Viele Häuser haben heutzutage eine Terrasse. Andere erweitern diesen Bereich auch mit einer Überdachung oder einer Markise, sodass Sie sich auch bei Regen oder starken Sonnenschein im Freien aufhalten können. Doch woher kommt eigentlich der Begriff „Terrasse“ und welche Geschichte hat sie? Unser Blogger-Team hat recherchiert.

Das Wort Terrasse ist auf den lateinischen Begriff „terra“ zurückzuführen. Das Bedeutet so viel wie „Erde“. Der Wortbedeutung nach ist eine Terrasse also ebenerdig und dient meistens als gepflasterter Übergang zwischen einem Gebäude und dem damit verbundenen Außenbereich. Es gibt auch stufenförmige Terrassen, die hauptsächlich als Vorbau von Schlössern und anderen großen Bauwerken zu finden sind. 

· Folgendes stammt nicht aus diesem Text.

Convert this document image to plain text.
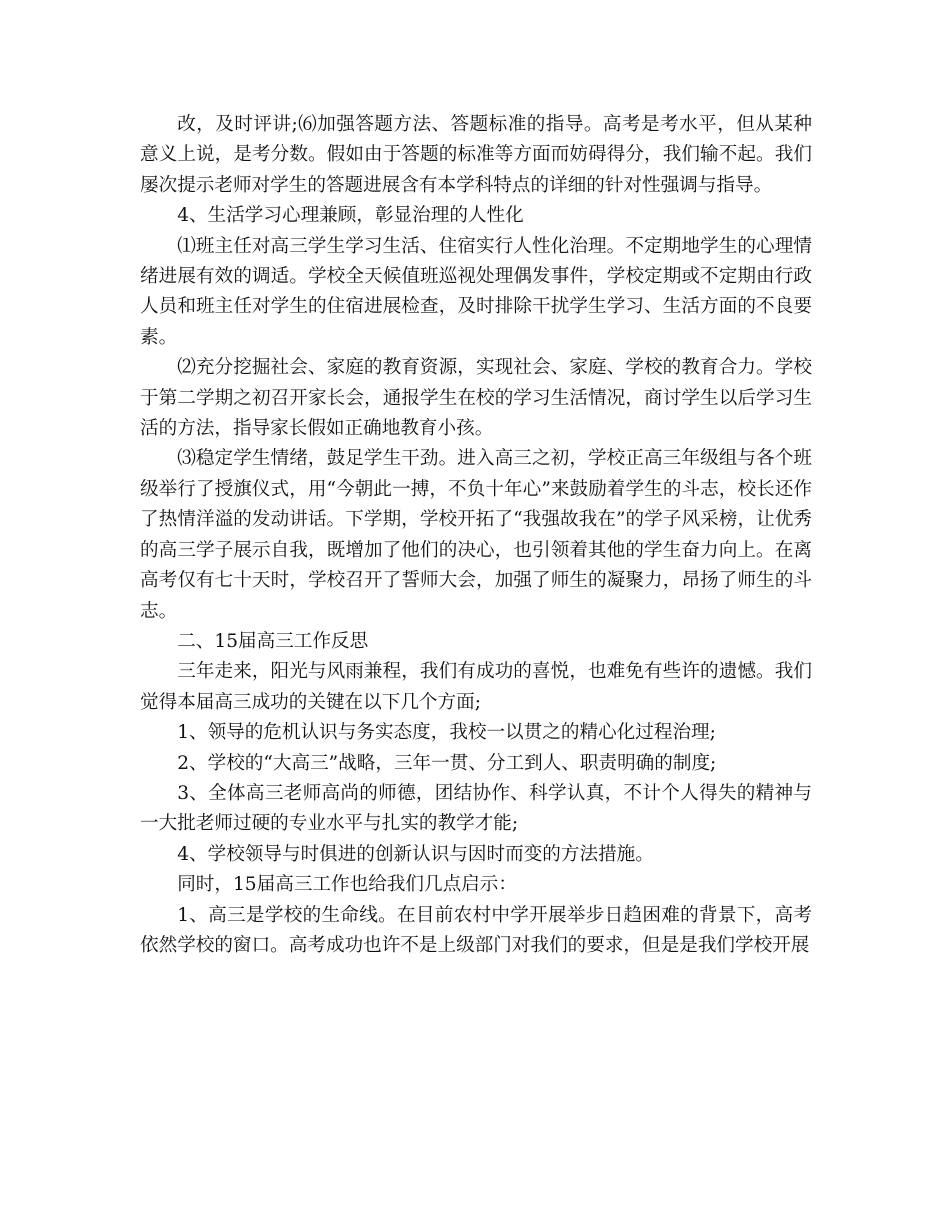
改，及时评讲;⑹加强答题方法、答题标准的指导。高考是考水平，但从某种意义上说，是考分数。假如由于答题的标准等方面而妨碍得分，我们输不起。我们屡次提示老师对学生的答题进展含有本学科特点的详细的针对性强调与指导。

4、生活学习心理兼顾，彰显治理的人性化

⑴班主任对高三学生学习生活、住宿实行人性化治理。不定期地学生的心理情绪进展有效的调适。学校全天候值班巡视处理偶发事件，学校定期或不定期由行政人员和班主任对学生的住宿进展检查，及时排除干扰学生学习、生活方面的不良要素。

⑵充分挖掘社会、家庭的教育资源，实现社会、家庭、学校的教育合力。学校于第二学期之初召开家长会，通报学生在校的学习生活情况，商讨学生以后学习生活的方法，指导家长假如正确地教育小孩。

⑶稳定学生情绪，鼓足学生干劲。进入高三之初，学校正高三年级组与各个班级举行了授旗仪式，用“今朝此一搏，不负十年心”来鼓励着学生的斗志，校长还作了热情洋溢的发动讲话。下学期，学校开拓了“我强故我在”的学子风采榜，让优秀的高三学子展示自我，既增加了他们的决心，也引领着其他的学生奋力向上。在离高考仅有七十天时，学校召开了誓师大会，加强了师生的凝聚力，昂扬了师生的斗志。

二、15届高三工作反思

三年走来，阳光与风雨兼程，我们有成功的喜悦，也难免有些许的遗憾。我们觉得本届高三成功的关键在以下几个方面;

1、领导的危机认识与务实态度，我校一以贯之的精心化过程治理;

2、学校的“大高三”战略，三年一贯、分工到人、职责明确的制度;

3、全体高三老师高尚的师德，团结协作、科学认真，不计个人得失的精神与一大批老师过硬的专业水平与扎实的教学才能;

4、学校领导与时俱进的创新认识与因时而变的方法措施。

同时，15届高三工作也给我们几点启示：

1、高三是学校的生命线。在目前农村中学开展举步日趋困难的背景下，高考依然学校的窗口。高考成功也许不是上级部门对我们的要求，但是是我们学校开展
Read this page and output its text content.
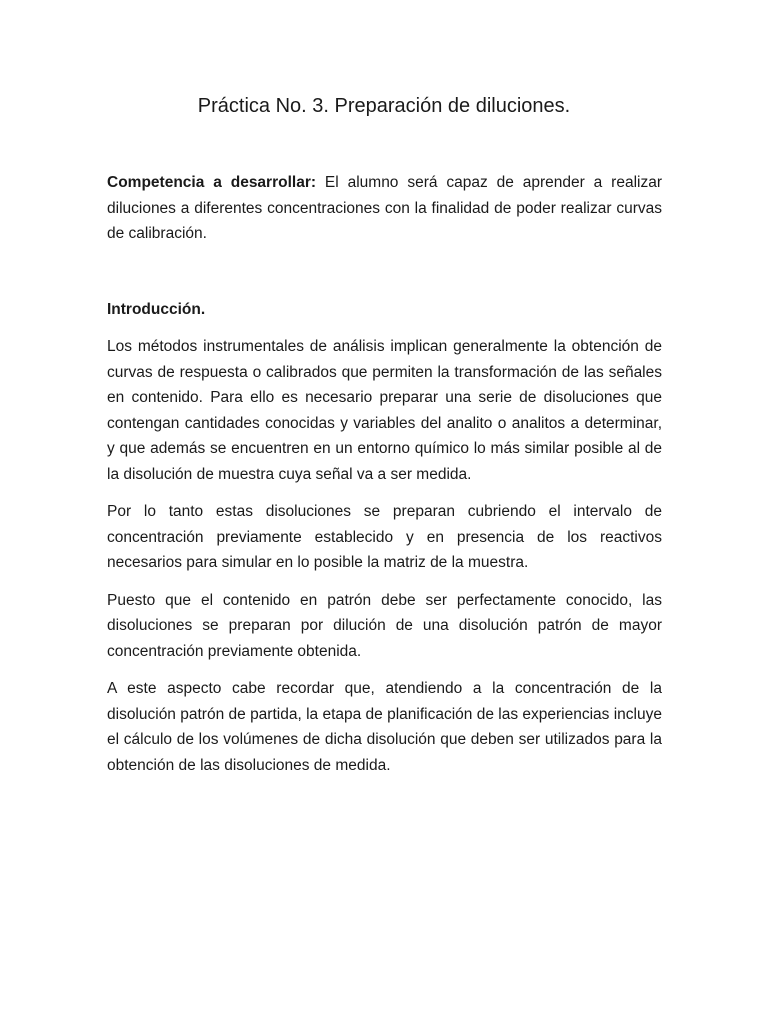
Práctica No. 3. Preparación de diluciones.

Competencia a desarrollar: El alumno será capaz de aprender a realizar diluciones a diferentes concentraciones con la finalidad de poder realizar curvas de calibración.

Introducción.

Los métodos instrumentales de análisis implican generalmente la obtención de curvas de respuesta o calibrados que permiten la transformación de las señales en contenido. Para ello es necesario preparar una serie de disoluciones que contengan cantidades conocidas y variables del analito o analitos a determinar, y que además se encuentren en un entorno químico lo más similar posible al de la disolución de muestra cuya señal va a ser medida.

Por lo tanto estas disoluciones se preparan cubriendo el intervalo de concentración previamente establecido y en presencia de los reactivos necesarios para simular en lo posible la matriz de la muestra.

Puesto que el contenido en patrón debe ser perfectamente conocido, las disoluciones se preparan por dilución de una disolución patrón de mayor concentración previamente obtenida.

A este aspecto cabe recordar que, atendiendo a la concentración de la disolución patrón de partida, la etapa de planificación de las experiencias incluye el cálculo de los volúmenes de dicha disolución que deben ser utilizados para la obtención de las disoluciones de medida.
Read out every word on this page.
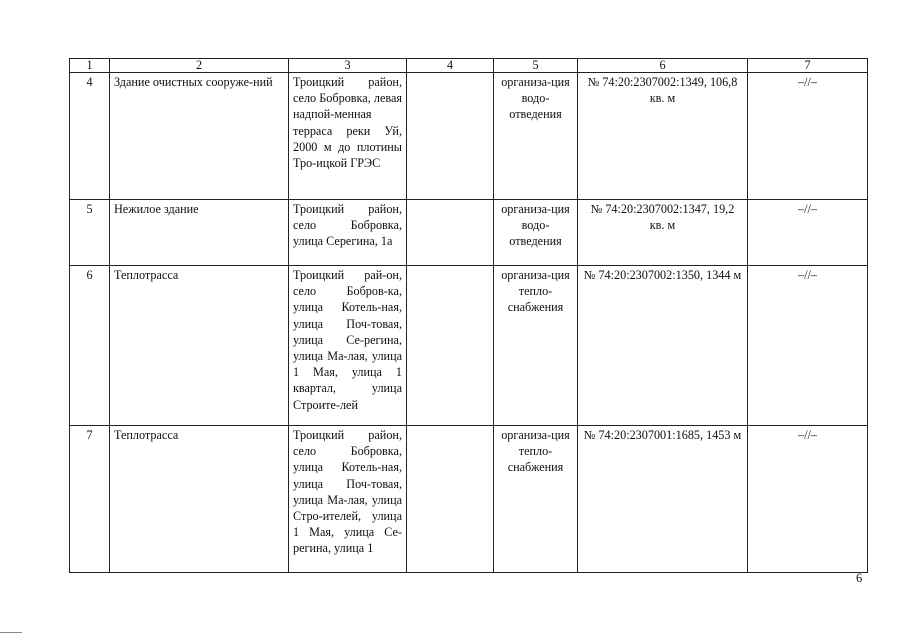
1	2	3	4	5	6	7
4	Здание очистных сооруже-ний	Троицкий район, село Бобровка, левая надпой-менная терраса реки Уй, 2000 м до плотины Тро-ицкой ГРЭС		организа-ция водо-отведения	№ 74:20:2307002:1349, 106,8 кв. м	–//–
5	Нежилое здание	Троицкий район, село Бобровка, улица Серегина, 1а		организа-ция водо-отведения	№ 74:20:2307002:1347, 19,2 кв. м	–//–
6	Теплотрасса	Троицкий рай-он, село Бобров-ка, улица Котель-ная, улица Поч-товая, улица Се-регина, улица Ма-лая, улица 1 Мая, улица 1 квартал, улица Строите-лей		организа-ция тепло-снабжения	№ 74:20:2307002:1350, 1344 м	–//–
7	Теплотрасса	Троицкий район, село Бобровка, улица Котель-ная, улица Поч-товая, улица Ма-лая, улица Стро-ителей, улица 1 Мая, улица Се-регина, улица 1		организа-ция тепло-снабжения	№ 74:20:2307001:1685, 1453 м	–//–
6
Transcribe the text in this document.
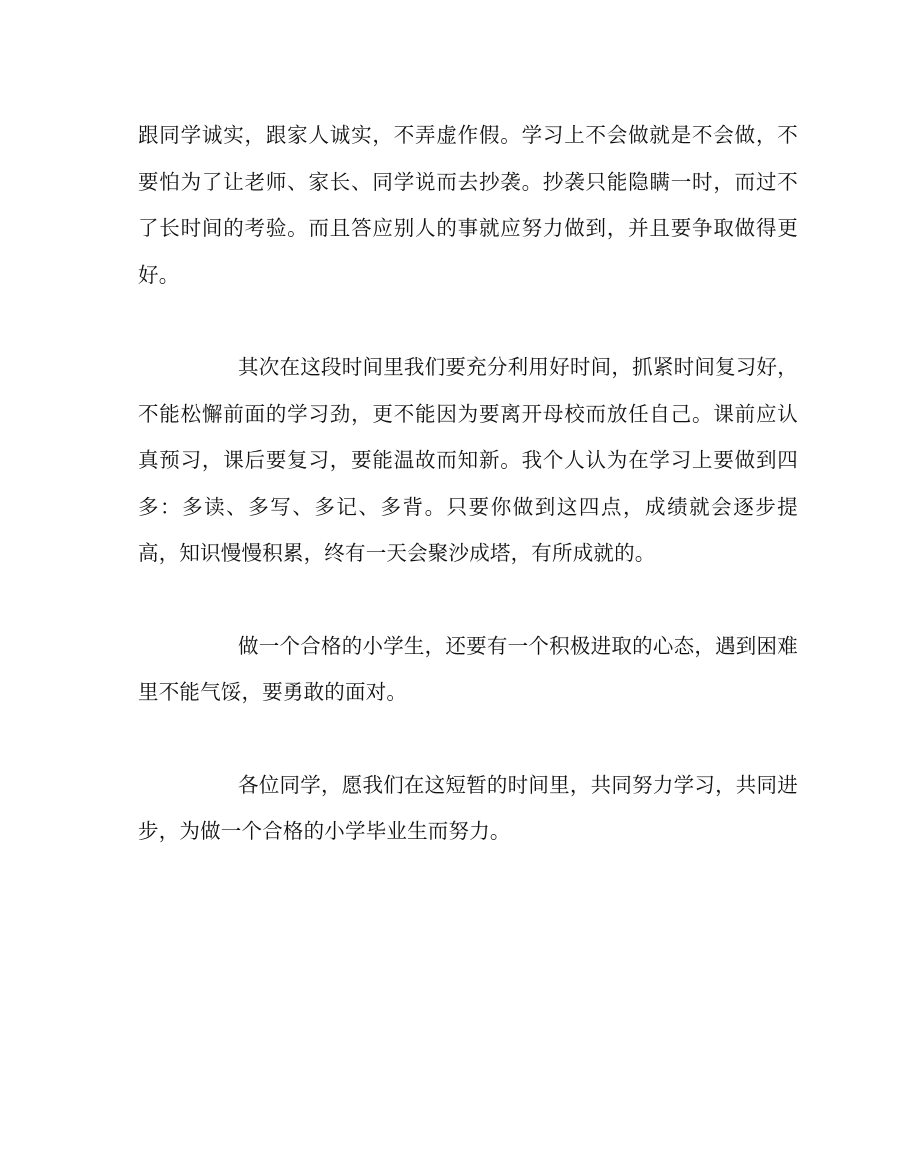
跟同学诚实，跟家人诚实，不弄虚作假。学习上不会做就是不会做，不要怕为了让老师、家长、同学说而去抄袭。抄袭只能隐瞒一时，而过不了长时间的考验。而且答应别人的事就应努力做到，并且要争取做得更好。

其次在这段时间里我们要充分利用好时间，抓紧时间复习好，不能松懈前面的学习劲，更不能因为要离开母校而放任自己。课前应认真预习，课后要复习，要能温故而知新。我个人认为在学习上要做到四多：多读、多写、多记、多背。只要你做到这四点，成绩就会逐步提高，知识慢慢积累，终有一天会聚沙成塔，有所成就的。

做一个合格的小学生，还要有一个积极进取的心态，遇到困难里不能气馁，要勇敢的面对。

各位同学，愿我们在这短暂的时间里，共同努力学习，共同进步，为做一个合格的小学毕业生而努力。
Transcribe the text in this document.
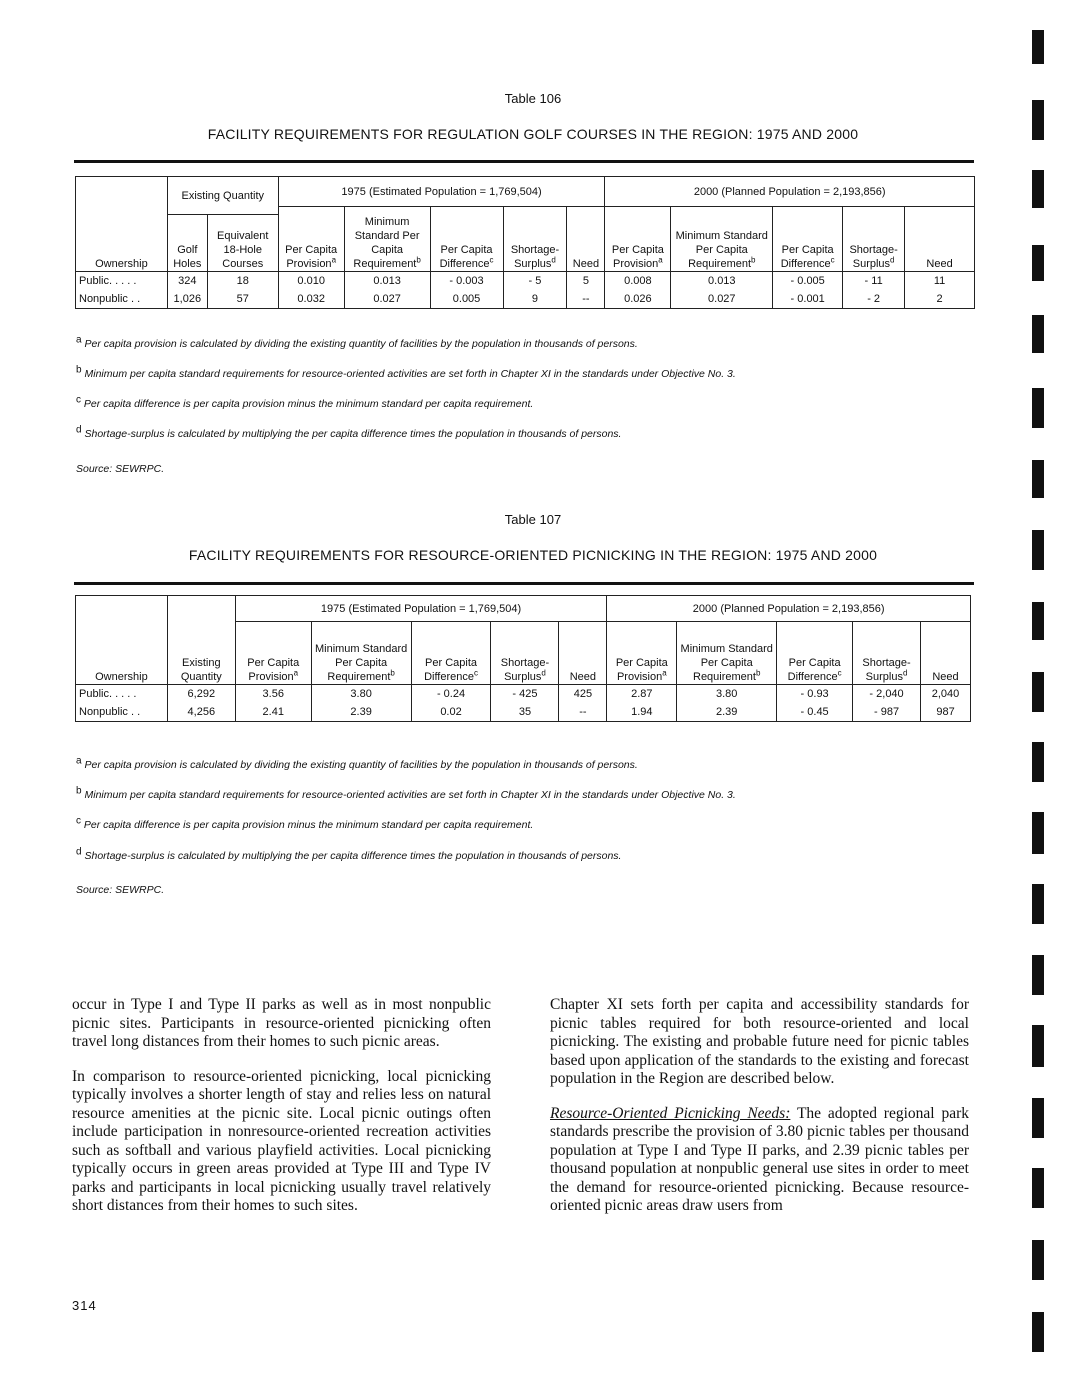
Table 106
FACILITY REQUIREMENTS FOR REGULATION GOLF COURSES IN THE REGION: 1975 AND 2000
Ownership	Existing Quantity		1975 (Estimated Population = 1,769,504)					2000 (Planned Population = 2,193,856)				
			Per Capita Provision$^a$	Minimum Standard Per Capita Requirement$^b$	Per Capita Difference$^c$	Shortage-Surplus$^d$	Need	Per Capita Provision$^a$	Minimum Standard Per Capita Requirement$^b$	Per Capita Difference$^c$	Shortage-Surplus$^d$	Need
	Golf Holes	Equivalent 18-Hole Courses										
Public. . . . .	324	18	0.010	0.013	- 0.003	- 5	5	0.008	0.013	- 0.005	- 11	11
Nonpublic . .	1,026	57	0.032	0.027	0.005	9	--	0.026	0.027	- 0.001	- 2	2
$^a$ Per capita provision is calculated by dividing the existing quantity of facilities by the population in thousands of persons.
$^b$ Minimum per capita standard requirements for resource-oriented activities are set forth in Chapter XI in the standards under Objective No. 3.
$^c$ Per capita difference is per capita provision minus the minimum standard per capita requirement.
$^d$ Shortage-surplus is calculated by multiplying the per capita difference times the population in thousands of persons.
Source: SEWRPC.
Table 107
FACILITY REQUIREMENTS FOR RESOURCE-ORIENTED PICNICKING IN THE REGION: 1975 AND 2000
Ownership	Existing Quantity	1975 (Estimated Population = 1,769,504)					2000 (Planned Population = 2,193,856)				
		Per Capita Provision$^a$	Minimum Standard Per Capita Requirement$^b$	Per Capita Difference$^c$	Shortage-Surplus$^d$	Need	Per Capita Provision$^a$	Minimum Standard Per Capita Requirement$^b$	Per Capita Difference$^c$	Shortage-Surplus$^d$	Need
Public. . . . .	6,292	3.56	3.80	- 0.24	- 425	425	2.87	3.80	- 0.93	- 2,040	2,040
Nonpublic . .	4,256	2.41	2.39	0.02	35	--	1.94	2.39	- 0.45	- 987	987
$^a$ Per capita provision is calculated by dividing the existing quantity of facilities by the population in thousands of persons.
$^b$ Minimum per capita standard requirements for resource-oriented activities are set forth in Chapter XI in the standards under Objective No. 3.
$^c$ Per capita difference is per capita provision minus the minimum standard per capita requirement.
$^d$ Shortage-surplus is calculated by multiplying the per capita difference times the population in thousands of persons.
Source: SEWRPC.

occur in Type I and Type II parks as well as in most nonpublic picnic sites. Participants in resource-oriented picnicking often travel long distances from their homes to such picnic areas.

In comparison to resource-oriented picnicking, local picnicking typically involves a shorter length of stay and relies less on natural resource amenities at the picnic site. Local picnic outings often include participation in nonresource-oriented recreation activities such as softball and various playfield activities. Local picnicking typically occurs in green areas provided at Type III and Type IV parks and participants in local picnicking usually travel relatively short distances from their homes to such sites.

Chapter XI sets forth per capita and accessibility standards for picnic tables required for both resource-oriented and local picnicking. The existing and probable future need for picnic tables based upon application of the standards to the existing and forecast population in the Region are described below.

Resource-Oriented Picnicking Needs: The adopted regional park standards prescribe the provision of 3.80 picnic tables per thousand population at Type I and Type II parks, and 2.39 picnic tables per thousand population at nonpublic general use sites in order to meet the demand for resource-oriented picnicking. Because resource-oriented picnic areas draw users from

314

Terrassen fungieren in ihrer Hauptfunktion als Bindeglied zwischen dem Innen- und Außenbereich von Gebäuden. Die zur Terrasse zeigenden Fenster und Türen sind also meist groß und ermöglichen eine großzügige Aussicht auf den Garten. Zur Beschattung werden Markisen oder Pergolen eingesetzt. Eine durch einen festen Anbau überdachte Terrasse wird auch als Veranda bezeichnet. 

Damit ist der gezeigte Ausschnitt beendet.